None of these are “bad” fruits. A medium banana still has a moderate glycemic load and provides potassium and fiber. But if you’re eating fruit several times a day and trying to keep total sugar down, swapping grapes for strawberries or mango for kiwi makes a real difference over time.

Serving Sizes That Keep Sugar in Check

A standard fruit serving is about 150 grams, which works out to one medium apple, orange, or pear, two small kiwis or plums, or one cup of diced fruit. For most fresh berries and melons, a serving runs between three-quarters of a cup and one full cup. A small piece of whole fruit or half a cup of frozen or canned fruit contains roughly 15 grams of carbohydrate, which is the benchmark the American Diabetes Association uses as one carbohydrate serving.

Sticking to these portions matters more than agonizing over which fruit to pick.
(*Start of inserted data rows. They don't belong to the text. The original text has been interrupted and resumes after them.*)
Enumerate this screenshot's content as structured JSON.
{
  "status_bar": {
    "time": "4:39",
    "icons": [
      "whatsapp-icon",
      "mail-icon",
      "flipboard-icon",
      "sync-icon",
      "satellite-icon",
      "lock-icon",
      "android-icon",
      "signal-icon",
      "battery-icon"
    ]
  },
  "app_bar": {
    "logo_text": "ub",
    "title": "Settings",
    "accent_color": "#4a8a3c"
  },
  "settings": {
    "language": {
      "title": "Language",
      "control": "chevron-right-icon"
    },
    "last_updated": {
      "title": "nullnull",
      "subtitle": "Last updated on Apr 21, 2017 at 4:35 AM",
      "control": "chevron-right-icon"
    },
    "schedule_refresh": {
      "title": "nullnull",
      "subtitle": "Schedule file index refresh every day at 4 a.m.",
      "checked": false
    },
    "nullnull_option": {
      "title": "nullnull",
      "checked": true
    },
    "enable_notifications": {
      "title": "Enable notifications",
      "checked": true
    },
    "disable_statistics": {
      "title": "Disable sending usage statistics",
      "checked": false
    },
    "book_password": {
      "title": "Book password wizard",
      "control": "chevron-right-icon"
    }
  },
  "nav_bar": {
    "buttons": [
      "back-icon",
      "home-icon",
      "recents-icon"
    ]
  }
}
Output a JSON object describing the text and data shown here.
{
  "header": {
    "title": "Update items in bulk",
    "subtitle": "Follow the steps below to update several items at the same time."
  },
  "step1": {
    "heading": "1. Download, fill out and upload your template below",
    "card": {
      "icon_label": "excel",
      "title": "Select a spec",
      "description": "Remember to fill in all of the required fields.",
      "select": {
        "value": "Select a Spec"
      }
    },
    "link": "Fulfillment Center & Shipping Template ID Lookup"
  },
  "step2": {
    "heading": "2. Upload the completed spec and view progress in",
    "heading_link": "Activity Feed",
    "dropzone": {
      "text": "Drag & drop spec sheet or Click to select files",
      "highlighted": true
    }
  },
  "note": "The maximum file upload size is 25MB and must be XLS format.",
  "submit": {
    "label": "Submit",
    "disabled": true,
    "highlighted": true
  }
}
A cup of strawberries at 7 grams of sugar is a very different situation than three cups of strawberries at 21 grams. The fruit itself is low in sugar, but portion creep can undo that advantage, especially with easy-to-overeat options like grapes and cherries.

Fresh, Frozen, and Canned Options

Frozen fruit retains its nutritional value well. The freezing process slows nutrient loss, so a bag of frozen raspberries is nutritionally comparable to fresh ones. This makes frozen berries a practical choice year-round, especially when fresh berries are out of season or expensive.

Canned fruit is where you need to read labels. Fruit canned in heavy syrup can contain dramatically more sugar than the same fruit fresh. If you’re buying canned, choose fruit packed in its own juice or water. That simple switch keeps the sugar content close to what you’d get from the fresh version.

Dried fruit is the biggest trap. Removing water concentrates the sugar into a much smaller volume, making it easy to eat far more sugar than you would from fresh fruit. A quarter cup of raisins contains roughly the same sugar as a full cup of grapes, but feels like a much smaller snack.

Practical Swaps That Add Up

The easiest way to lower your sugar from fruit is to build your routine around berries. A cup of mixed raspberries and strawberries in yogurt or oatmeal gives you around 6 grams of sugar. The same volume of sliced banana and mango could easily hit 25 to 30 grams. For snacking, kiwis are underrated. At 6.7 grams of sugar per fruit, they’re sweet enough to satisfy a craving without the sugar load of tropical fruits. Sliced watermelon works the same way in summer, staying under 10 grams per cup despite tasting intensely sweet.

If you enjoy smoothies, building them on a base of frozen raspberries or strawberries instead of bananas and mangoes cuts sugar significantly per glass. Adding half an avocado gives you creaminess with essentially zero sugar contribution.